Nowhere has her training as a scientist stood her in better stead than the coronavirus crisis. A good scientist is forthright about their own fallibility, and forthright, therefore, about what they do not know. On this score, Merkel has performed admirably. As Axel Radlach Pries, the chairperson of the Berlin Institute of Health put it, because Merkel “shares information about what she doesn’t know”, the information is seen as credible. 

Just as remarkable is that, throughout the crisis, Merkel has remained characteristically measured in her rhetoric. Despite Germany’s remarkable success in containing Covid-19, she has stressed that there is no room for complacency, emphasising that what they have achieved is a “fragile intermediate success”, adding that Germany “does not have a lot of room for manoeuvre”. No political rhetoric here, just clear and calm communication. 

She has even used her background in science to concisely and illustratively clarify the importance of r-nought, the basic reproductive number at the heart of the novel coronavirus’s spread. It is for this reason that journalist Saskia Miller described Merkel as the “political leader who executed, celebrated, and personified evidence-based thinking when it mattered most”.

What unites these leaders is a shared appreciation of the physicality of the world and of the consequent importance not to let our conception of its mechanics override our observations of those very same mechanics. Charles Sanders Peirce, the founder of pragmatism, described it thus: “Consider the practical effects of the objects of your conception. Then, your conception of those effects is the whole of your conception of the object.” 

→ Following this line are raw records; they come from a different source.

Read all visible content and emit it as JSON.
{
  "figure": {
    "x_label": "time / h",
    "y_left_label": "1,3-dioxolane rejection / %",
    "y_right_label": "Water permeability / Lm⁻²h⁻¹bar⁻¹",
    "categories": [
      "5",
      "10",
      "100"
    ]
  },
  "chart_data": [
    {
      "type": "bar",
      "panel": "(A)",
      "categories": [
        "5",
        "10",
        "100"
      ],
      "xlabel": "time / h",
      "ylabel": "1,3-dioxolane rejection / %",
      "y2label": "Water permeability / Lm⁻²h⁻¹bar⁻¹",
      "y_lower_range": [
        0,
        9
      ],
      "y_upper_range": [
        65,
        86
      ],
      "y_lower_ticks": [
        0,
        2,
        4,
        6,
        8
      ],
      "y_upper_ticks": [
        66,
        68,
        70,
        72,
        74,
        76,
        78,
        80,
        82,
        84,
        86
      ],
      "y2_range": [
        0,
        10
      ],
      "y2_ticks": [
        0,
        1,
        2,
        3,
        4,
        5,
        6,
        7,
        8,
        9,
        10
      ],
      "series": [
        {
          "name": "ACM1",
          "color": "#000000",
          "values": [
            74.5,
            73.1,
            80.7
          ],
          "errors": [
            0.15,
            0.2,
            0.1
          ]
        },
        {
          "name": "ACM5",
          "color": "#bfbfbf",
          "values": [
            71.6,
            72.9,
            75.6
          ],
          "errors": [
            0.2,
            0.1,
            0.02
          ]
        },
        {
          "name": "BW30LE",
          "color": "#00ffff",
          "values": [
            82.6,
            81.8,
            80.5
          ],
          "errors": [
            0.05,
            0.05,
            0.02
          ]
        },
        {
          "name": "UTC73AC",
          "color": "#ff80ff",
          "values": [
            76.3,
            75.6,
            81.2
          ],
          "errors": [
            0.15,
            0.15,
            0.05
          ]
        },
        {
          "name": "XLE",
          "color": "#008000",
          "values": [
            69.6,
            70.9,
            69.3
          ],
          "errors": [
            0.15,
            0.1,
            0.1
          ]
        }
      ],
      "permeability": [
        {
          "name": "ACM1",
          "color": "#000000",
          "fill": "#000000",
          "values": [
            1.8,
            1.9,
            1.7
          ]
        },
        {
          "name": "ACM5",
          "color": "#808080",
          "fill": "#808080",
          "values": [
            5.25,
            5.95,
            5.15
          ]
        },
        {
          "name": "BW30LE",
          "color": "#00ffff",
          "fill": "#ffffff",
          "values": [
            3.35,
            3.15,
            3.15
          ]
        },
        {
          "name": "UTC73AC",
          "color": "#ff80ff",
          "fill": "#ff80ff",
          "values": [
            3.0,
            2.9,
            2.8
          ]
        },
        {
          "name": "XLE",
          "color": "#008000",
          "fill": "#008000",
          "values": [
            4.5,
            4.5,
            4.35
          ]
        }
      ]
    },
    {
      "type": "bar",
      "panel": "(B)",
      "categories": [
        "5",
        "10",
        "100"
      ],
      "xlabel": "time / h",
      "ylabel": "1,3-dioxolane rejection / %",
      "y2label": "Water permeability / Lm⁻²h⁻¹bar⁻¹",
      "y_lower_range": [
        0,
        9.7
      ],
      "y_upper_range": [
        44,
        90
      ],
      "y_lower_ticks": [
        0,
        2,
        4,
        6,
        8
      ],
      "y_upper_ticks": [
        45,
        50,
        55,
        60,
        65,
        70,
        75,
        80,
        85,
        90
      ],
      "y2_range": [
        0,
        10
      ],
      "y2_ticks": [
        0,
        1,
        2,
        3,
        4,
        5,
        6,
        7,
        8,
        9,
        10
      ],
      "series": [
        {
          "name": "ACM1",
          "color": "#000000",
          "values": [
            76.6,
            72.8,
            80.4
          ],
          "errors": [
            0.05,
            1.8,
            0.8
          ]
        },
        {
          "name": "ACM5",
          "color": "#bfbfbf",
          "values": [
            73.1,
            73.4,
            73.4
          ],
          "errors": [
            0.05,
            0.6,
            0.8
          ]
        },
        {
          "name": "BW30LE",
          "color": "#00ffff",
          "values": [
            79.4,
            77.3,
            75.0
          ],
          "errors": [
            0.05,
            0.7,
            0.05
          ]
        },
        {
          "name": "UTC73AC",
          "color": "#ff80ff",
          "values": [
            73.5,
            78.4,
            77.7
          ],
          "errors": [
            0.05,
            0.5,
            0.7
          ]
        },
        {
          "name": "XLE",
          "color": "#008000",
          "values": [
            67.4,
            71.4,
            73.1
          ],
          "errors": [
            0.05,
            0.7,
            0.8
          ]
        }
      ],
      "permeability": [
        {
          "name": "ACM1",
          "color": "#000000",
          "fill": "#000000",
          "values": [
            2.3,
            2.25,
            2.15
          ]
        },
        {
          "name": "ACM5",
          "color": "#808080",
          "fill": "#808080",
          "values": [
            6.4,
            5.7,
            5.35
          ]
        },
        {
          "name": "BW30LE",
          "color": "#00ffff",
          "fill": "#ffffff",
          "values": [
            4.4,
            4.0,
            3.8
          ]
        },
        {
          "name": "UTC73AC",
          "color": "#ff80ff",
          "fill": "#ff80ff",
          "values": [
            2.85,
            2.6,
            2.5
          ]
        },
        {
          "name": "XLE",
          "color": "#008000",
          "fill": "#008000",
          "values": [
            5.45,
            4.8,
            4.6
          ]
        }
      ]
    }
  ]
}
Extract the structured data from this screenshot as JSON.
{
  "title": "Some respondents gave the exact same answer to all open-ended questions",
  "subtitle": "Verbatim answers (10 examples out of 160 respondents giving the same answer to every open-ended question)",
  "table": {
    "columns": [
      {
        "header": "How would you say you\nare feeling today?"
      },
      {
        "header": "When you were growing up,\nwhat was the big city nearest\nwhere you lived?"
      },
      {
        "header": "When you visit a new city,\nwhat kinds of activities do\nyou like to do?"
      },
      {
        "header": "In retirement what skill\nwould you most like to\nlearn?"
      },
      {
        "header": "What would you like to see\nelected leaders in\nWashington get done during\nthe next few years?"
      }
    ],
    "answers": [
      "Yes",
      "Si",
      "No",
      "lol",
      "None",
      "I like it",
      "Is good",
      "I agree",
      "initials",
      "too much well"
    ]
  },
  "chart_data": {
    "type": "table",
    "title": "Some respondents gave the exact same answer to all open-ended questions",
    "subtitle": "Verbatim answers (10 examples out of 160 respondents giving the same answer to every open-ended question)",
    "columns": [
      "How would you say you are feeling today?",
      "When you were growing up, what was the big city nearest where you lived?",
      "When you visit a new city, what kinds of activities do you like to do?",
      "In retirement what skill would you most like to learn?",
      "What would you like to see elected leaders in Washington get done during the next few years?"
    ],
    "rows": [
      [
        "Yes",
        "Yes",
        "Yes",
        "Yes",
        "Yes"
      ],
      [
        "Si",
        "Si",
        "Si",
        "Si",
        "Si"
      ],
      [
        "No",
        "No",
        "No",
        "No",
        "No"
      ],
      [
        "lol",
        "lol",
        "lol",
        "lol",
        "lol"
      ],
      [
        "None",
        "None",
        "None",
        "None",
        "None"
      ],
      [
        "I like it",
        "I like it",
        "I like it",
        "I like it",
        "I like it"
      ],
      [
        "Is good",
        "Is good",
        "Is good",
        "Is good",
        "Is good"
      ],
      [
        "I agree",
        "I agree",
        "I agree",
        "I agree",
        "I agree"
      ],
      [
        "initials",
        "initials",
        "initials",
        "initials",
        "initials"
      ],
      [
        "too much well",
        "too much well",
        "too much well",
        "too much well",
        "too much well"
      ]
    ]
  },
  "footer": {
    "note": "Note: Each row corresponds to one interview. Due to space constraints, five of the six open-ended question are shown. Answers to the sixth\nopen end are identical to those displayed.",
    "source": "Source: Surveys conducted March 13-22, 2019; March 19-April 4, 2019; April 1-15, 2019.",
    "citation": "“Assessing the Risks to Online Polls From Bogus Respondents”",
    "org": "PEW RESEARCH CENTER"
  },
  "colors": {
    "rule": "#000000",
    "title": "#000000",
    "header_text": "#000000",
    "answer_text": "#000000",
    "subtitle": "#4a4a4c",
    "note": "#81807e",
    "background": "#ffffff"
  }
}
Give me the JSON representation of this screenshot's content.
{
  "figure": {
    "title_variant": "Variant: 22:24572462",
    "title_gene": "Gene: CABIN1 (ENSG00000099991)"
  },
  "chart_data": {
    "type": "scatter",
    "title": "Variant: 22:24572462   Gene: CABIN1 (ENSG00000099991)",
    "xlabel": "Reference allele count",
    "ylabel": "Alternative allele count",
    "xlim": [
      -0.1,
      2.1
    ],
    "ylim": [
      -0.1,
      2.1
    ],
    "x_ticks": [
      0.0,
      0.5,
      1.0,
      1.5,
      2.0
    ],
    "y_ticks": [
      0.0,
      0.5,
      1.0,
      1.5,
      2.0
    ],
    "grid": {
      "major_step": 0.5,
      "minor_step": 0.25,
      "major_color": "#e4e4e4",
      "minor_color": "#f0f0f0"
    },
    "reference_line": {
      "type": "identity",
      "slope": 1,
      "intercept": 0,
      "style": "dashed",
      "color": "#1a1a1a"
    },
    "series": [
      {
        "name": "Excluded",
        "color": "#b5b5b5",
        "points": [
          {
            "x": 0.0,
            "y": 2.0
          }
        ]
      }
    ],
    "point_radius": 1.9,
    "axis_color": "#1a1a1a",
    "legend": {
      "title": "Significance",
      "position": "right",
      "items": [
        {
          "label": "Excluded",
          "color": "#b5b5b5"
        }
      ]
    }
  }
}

By explicitly questioning our understanding of the relation between cause and effect, Enlightenment philosopher David Hume led Immanuel Kant to credit him with waking Kant from his “dogmatic slumber”. The coronavirus crisis, far from showing us that we do not understand cause and effect, reminds us of how much it matters: how much we should pay attention to the real-world effects of the policies we put in place. To this extent, the novel coronavirus is an alarm bell, urging us to wake from our collective dogmatic slumber.